Die Erwartungen ruhen fortan auf Spielmacher Steve Nash und besonders auf Dirk Nowitzki. Dieser wird in seiner Debütsaison allerdings überhaupt nicht warm mit dem US-Basketball. Bei seinem ersten Spiel gegen die Seattle Super Sonics gelingt Dirk kein einziger Korb. Durchschnittlich acht Punkte stehen am Ende der Saison für ihn zu Buche, von der Dreierlinie trifft er magere 20 Prozent.

Um sich in der NBA zu akklimatisieren, ist allerdings gerade dieses verflixte erste Jahr wichtig.
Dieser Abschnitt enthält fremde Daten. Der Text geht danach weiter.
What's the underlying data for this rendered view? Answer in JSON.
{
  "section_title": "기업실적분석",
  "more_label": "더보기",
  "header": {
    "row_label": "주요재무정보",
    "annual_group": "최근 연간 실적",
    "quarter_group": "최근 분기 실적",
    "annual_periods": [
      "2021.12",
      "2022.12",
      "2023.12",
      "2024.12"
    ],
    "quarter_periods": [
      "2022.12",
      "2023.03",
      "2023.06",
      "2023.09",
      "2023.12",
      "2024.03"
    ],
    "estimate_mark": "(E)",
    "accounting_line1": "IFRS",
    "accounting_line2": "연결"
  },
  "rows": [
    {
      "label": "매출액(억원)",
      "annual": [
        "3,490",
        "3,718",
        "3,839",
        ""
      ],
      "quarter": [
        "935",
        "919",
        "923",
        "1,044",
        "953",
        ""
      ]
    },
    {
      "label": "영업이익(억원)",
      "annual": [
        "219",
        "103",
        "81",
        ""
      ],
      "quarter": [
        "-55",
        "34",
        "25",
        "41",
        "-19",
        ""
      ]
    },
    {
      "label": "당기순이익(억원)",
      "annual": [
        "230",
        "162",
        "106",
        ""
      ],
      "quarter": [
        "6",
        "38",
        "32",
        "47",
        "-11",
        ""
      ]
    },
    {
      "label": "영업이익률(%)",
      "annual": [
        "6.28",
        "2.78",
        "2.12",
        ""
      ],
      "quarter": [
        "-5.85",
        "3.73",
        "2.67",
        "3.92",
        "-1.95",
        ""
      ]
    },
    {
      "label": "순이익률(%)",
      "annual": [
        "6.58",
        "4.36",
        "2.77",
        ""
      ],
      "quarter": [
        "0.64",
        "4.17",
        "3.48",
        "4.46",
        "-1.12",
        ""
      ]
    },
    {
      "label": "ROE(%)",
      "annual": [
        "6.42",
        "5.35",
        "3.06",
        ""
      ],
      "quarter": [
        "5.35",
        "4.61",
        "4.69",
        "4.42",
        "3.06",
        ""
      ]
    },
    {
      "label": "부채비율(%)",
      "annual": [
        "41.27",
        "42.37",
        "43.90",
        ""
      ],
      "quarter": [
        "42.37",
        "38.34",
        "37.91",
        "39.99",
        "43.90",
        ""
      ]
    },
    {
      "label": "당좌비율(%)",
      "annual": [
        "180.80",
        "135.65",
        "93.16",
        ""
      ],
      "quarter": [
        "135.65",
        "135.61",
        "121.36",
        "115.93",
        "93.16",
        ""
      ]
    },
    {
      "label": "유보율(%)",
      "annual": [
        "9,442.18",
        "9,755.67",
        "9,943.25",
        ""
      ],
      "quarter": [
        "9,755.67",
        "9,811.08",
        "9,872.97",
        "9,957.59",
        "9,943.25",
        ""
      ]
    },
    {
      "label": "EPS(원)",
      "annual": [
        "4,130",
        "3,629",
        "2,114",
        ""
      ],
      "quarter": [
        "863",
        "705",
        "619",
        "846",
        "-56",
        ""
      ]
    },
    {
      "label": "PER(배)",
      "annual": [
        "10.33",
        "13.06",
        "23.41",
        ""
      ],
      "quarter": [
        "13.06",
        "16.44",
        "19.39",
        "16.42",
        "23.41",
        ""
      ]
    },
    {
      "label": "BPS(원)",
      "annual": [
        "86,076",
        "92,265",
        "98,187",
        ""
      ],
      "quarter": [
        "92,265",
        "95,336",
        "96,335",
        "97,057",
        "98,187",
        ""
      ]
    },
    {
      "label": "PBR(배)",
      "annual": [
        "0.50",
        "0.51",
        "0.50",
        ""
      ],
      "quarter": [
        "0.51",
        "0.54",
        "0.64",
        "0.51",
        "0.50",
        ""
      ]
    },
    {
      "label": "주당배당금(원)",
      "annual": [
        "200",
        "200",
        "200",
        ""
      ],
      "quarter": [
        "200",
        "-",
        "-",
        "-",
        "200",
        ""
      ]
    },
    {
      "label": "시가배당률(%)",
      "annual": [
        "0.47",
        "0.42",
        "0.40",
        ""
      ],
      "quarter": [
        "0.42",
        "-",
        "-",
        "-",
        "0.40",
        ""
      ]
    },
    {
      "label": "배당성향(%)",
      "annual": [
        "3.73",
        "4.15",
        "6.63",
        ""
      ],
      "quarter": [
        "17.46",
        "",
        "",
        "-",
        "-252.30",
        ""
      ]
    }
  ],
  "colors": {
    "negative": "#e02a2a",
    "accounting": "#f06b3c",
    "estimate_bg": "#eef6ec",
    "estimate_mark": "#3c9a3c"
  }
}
Schon im zweiten Jahr steigert er sich auf 17,5 Punkte bei deutlich verbesserten Wurfquoten. In seinem dritten Jahr ziehen die Mavericks das erste Mal seit elf Jahren wieder in die Playoffs ein. Eine ganze Stadt atmet auf. In den Folgejahren werden Playoff-Teilnahmen die Regel.

Am 2. Dezember 2004 erzielt Nowitzki gegen die Houston Rockets seine bis heute bestehende Karrierebestleistung von 53 Punkten. Dirk ist spätestens jetzt das Aushängeschild der Stadt Dallas.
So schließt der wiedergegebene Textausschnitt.